Durant ses interventions, Patricia Maisha a mis en avant les défis rencontrés par les communautés de pêche artisanale en RDC, notamment l’accès aux eaux, la pression sur les ressources, l’absence d’encadrement structuré et les difficultés auxquelles sont confrontées les femmes transformatrices. Elle a salué l’initiative du forum, estimant qu’il constitue « un espace essentiel pour faire entendre la voix des pêcheurs africains et rappeler la nécessité d’une gouvernance inclusive et durable ».
Des menaces croissantes sur la pêche artisanale
Les échanges ont largement porté sur les menaces qui pèsent sur la pêche artisanale en Afrique. Les participants ont dénoncé :
l’accaparement des océans par certaines entreprises,l’expansion de l’aquaculture industrielle,les programmes de conservation orientés marché, dont l’initiative 30×30,la criminalisation et la militarisation de la pêche dans certains pays, qui excluent particulièrement les jeunes du secteur.
Les participants ont réaffirmé leur engagement à défendre les droits humains, les territoires aquatiques, les lacs, les rivières et les terres des peuples de pêche. Une attention particulière a été portée aux femmes pêcheuses, confrontées à une précarité croissante et à des obstacles persistants dans l’accès aux ressources.
Célébration de la Journée mondiale de la pêche
Le 21 novembre, les délégations se sont réunies à Mbour pour célébrer la Journée mondiale de la pêche, en hommage aux pionniers du CNPS Sénégal. La rencontre a rassemblé des pêcheurs locaux, des mareyeuses, des jeunes et plusieurs communautés côtières, dans une ambiance de solidarité et de mobilisation.
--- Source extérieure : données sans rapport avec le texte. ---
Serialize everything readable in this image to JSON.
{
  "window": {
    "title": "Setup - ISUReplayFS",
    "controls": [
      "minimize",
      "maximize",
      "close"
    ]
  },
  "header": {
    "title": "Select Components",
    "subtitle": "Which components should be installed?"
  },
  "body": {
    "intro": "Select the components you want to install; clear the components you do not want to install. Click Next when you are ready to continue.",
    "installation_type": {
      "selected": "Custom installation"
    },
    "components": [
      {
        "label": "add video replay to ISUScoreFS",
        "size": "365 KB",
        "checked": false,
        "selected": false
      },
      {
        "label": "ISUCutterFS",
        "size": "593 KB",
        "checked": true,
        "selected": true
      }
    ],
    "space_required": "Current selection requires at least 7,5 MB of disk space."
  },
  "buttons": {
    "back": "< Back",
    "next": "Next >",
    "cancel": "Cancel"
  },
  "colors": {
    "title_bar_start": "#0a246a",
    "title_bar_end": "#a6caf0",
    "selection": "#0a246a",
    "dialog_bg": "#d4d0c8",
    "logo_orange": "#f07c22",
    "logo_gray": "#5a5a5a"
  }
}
À cette occasion, les participants ont exhorté les gouvernements africains à :
reconnaître les peuples de pêche comme détenteurs de droits,les impliquer dans l’élaboration des politiques halieutiques,appliquer les Directives pour la pêche artisanale de la FAO, maintenir les petits pêcheurs au cœur des agendas de la COFI et de la FAO,aligner les politiques de l’Union africaine sur ces Directives, avec une participation effective des communautés de pêcheurs.
La FAO a également été encouragée à renforcer son appui au SSF–GSF, qui occupe une place cruciale dans la promotion d’une pêche artisanale durable.
L’objectif du forum était d’amplifier la voix africaine au sein du mouvement mondial de la pêche artisanale. Les participants ont souligné l’importance stratégique des pêcheurs dans la souveraineté alimentaire, la protection des ressources aquatiques et la justice sociale.
Pour la RDC, la participation de Patricia Maisha a constitué un moment fort. Elle a profité de la tribune pour présenter les réalités du secteur halieutique congolais et plaider pour des politiques nationales plus inclusives.
À l’issue des travaux, les participants se sont engagés à poursuivre leur mobilisation pour un avenir juste, durable et solidaire en faveur des communautés de pêche artisanale.